Gordon, James Alexander

James Alexander Gordon, commandant de marine (né en 1782; mort en 1869). Marin de carrière parvenu à se hisser aux plus hauts échelons de la Marine royale, James Alexander Gordon s’est distingué dans les campagnes navales contre Napoléon avant de mettre le cap sur le Nouveau Monde pour se mesurer à la force navale américaine durant la Guerre de 1812.

D’abord engagé en 1793 comme aspirant de marine à bord du HMS Arrogant, Gordon participe à plusieurs batailles contre les Français, puis s’embarque sur le HMS Goliath comme second maître. Ce dernier navire fait d’ailleurs partie de la flotte commandée par le célèbre Horatio Nelson qui inflige une cinglante défaite aux Français à la bataille de Nile, en 1798. Gordon est par la suite nommé sous‑lieutenant du sloop Bordelais, chargé de protéger les navires britanniques dans les Antilles et qui engagera le combat avec trois bricks français, en capturant un en 1801.

Guerres napoléoniennes

Gordon a moins de veine durant son service dans les Caraïbes. Durant une mission en Haïti, il est capturé par le gouvernement, puis emprisonné pendant quatre mois. Une fois libéré, il redouble d’efforts et devient lieutenant du HMS Racoon, qui se distingue dans les Antilles en capturant la corvette française Lodi. Pour ses actions au combat, Gordon est promu commandant et nommé capitaine du Racoon. Il récolte ensuite de nombreuses victoires, mais son adversaire le plus coriace est la maladie, qui le suit tout au long de ses combats contre la flotte de Napoléon. Lors de la bataille de Lissa, il se fait briser le genou par un boulet de canon, et on doit lui amputer la jambe. Ne se laissant pas décourager, Gordon se fait installer une jambe de bois et repart en mer, effectuant diverses escortes jusqu’aux Antilles et appuyant le blocus de l’Angleterre contre la France, aux commandes de la frégate Seahorse.

Guerre de 1812

En 1814, Gordon met ses talents au service de la force navale britannique engagée contre les Américains dans la guerre de 1812. Il dirige avec succès une audacieuse expédition qui l’amène à remonter le fleuve Potomac, en août et en septembre. Son raid sur Alexandria et son attaque contre le fort Washington ont pour objectif de faire diversion pendant que le général Robert Ross dirige une attaque contre Washington. Gordon met d’abord 10 jours pour franchir les hauts-fonds Kettle Bottom (il racontera plus tard qu’en tout, les navires de sa flotte se sont échoués à 20 reprises lors de cet épisode!). Une fois en position, il lance ses navires bombardiers à l’assaut du fort Washington. Le commandant américain n’offre toutefois aucune résistance; au contraire, il encloue ses propres canons, détruit le fort et bat en retraite!

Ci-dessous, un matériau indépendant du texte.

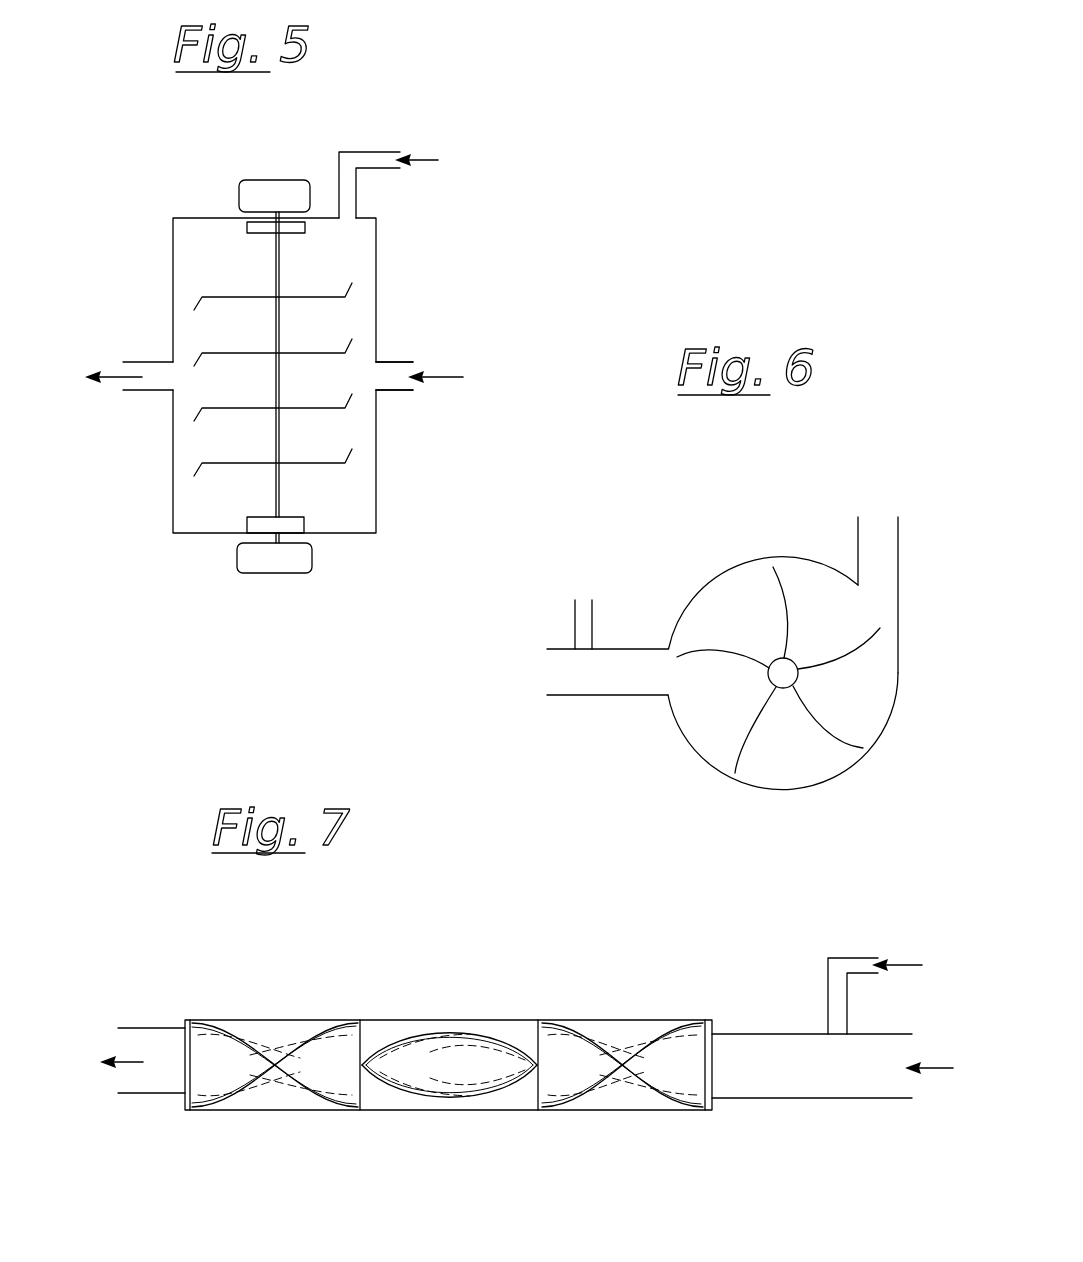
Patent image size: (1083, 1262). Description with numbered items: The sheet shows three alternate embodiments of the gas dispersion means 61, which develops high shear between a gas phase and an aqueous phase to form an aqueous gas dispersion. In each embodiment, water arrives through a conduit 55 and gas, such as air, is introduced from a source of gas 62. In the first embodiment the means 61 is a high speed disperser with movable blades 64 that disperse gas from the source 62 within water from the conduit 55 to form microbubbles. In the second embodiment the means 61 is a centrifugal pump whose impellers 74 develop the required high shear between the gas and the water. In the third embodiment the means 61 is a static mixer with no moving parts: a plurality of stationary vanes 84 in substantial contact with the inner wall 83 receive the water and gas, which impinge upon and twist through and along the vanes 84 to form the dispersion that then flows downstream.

Pour éviter d’être mise à sac, Alexandria se rend et livre ses vastes entrepôts, ainsi que 22 navires marchands. Le raid proprement dit n’aurait pas pu mieux se dérouler. Cependant, comme il arrive parfois à la guerre, cette victoire tactique débouche sur un échec stratégique. Lorsque Gordon reçoit l’ordre de se rendre appuyer l’assaut de l’amiral Cochrane sur Baltimore, il constate que sa sortie du port ne sera pas aussi facile que son entrée. Dans un ultime élan de résistance, les Américains endommagent légèrement les navires de Gordon, mais plus important encore, ils les retardent considérablement. Gordon parvient finalement à se mettre en route et rejoint la flotte de Cochrane à la baie de Chesapeake le 9 septembre. Entretemps, Baltimore a renforcé ses défenses, et l’assaut de Cochrane se soldera par un échec. Bien que ce revers ne soit pas attribuable uniquement à l’arrivée tardive de Gordon, il n’en demeure pas moins que l’issue de l’affrontement aurait pu être différente si les renforts étaient apparus plus tôt.

Le dernier des capitaines de Nelson

Après la guerre, Gordon est nommé Chevalier commandeur de l’Ordre du Bain en reconnaissance de ses efforts déployés dans la guerre de 1812. Il demeure commandant navigant encore quelques années, puis se voit confier divers postes à terre dans la Marine, et se retrouve notamment à la tête d’un hôpital de la Marine royale. Il meurt à l’âge de 86 ans, alors amiral de la flotte, et certains disent de lui qu’il est « le dernier des capitaines de Nelson ». Certains historiens croient que Gordon a servi de modèle pour la création de héros fictifs comme Horatio Hornblower et Jack Aubrey. Cela est plausible, étant donné la personnalité forte et fougueuse de l’homme, mais il faut reconnaître que beaucoup d’autres vaillants personnages ont laissé leur marque dans les dernières années de l’âge de la voile.